Prof.
Pós-doc. Eugenio Araújo. Dep de Artes/UFMA.
O filósofo americano
Marshall Berman escreveu um dos livros mais importantes do séc. XX, intitulado
“Tudo que é sólido desmancha no ar”,
uma espécie de louvação à modernidade. Segundo ele, a principal caraterística
do período moderno é a volatilidade, a desdogmatização, o desprendimento, as mudanças
rápidas de vários aspectos da vida humana. Comparado a outros períodos
históricos, a modernidade é mais dinâmica, nervosa e até volúvel: ninguém se
agarra muito a nada, pois a Moda
(essa deusa moderna) anuncia a cada dia uma novidade e exige ser, senão
seguida, ao menos conhecida e considerada. Isso vem em contraponto à ideia de Tradição Imutável que dominava o mundo,
com seu ritmo lento, desde a antiguidade. No entanto, Moda eTradição não são inconciliáveis, mas apenas dois extremos de
uma linha, que pode manipulada de acordo com a conjuntura.
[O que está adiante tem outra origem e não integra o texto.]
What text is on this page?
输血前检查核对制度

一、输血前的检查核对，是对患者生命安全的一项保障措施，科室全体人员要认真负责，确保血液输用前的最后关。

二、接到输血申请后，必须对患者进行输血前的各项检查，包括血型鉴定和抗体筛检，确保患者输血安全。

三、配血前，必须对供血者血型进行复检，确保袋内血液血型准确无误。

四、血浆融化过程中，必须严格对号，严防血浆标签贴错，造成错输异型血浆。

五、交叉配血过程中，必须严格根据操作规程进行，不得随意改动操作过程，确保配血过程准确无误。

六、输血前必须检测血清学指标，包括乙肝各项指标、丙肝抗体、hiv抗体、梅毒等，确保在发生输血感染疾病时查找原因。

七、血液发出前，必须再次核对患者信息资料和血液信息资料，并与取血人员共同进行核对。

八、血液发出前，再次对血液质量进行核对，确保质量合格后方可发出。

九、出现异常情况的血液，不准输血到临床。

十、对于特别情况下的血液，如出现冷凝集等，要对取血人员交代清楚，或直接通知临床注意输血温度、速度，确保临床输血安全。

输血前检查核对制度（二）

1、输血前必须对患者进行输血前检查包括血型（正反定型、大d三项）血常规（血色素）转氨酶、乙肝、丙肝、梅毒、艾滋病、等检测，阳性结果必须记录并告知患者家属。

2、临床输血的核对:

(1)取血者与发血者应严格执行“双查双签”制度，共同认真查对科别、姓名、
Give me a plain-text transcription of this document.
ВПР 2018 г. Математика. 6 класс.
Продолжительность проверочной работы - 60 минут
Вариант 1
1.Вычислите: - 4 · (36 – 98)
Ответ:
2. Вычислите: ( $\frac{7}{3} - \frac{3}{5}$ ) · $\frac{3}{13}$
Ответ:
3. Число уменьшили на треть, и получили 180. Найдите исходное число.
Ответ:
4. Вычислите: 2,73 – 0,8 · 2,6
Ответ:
A lógica rasteira de
que os conservadores sempre apelarão para a Tradição, enquanto os inovadores seguirão a Moda, muitas vezes não se observa na história, sobretudo na
economia, quando os grupos dominantes (mais ricos e por definição
conservadores) sempre estão em busca por inovações
para otimizar lucros; por outro lado, as classes populares frequentemente recorrem
a ideia de tradição para legitimarem
seus costumes.Moda e Tradição são
duas faces da mesma moeda, que pode ser virada a cada jogada.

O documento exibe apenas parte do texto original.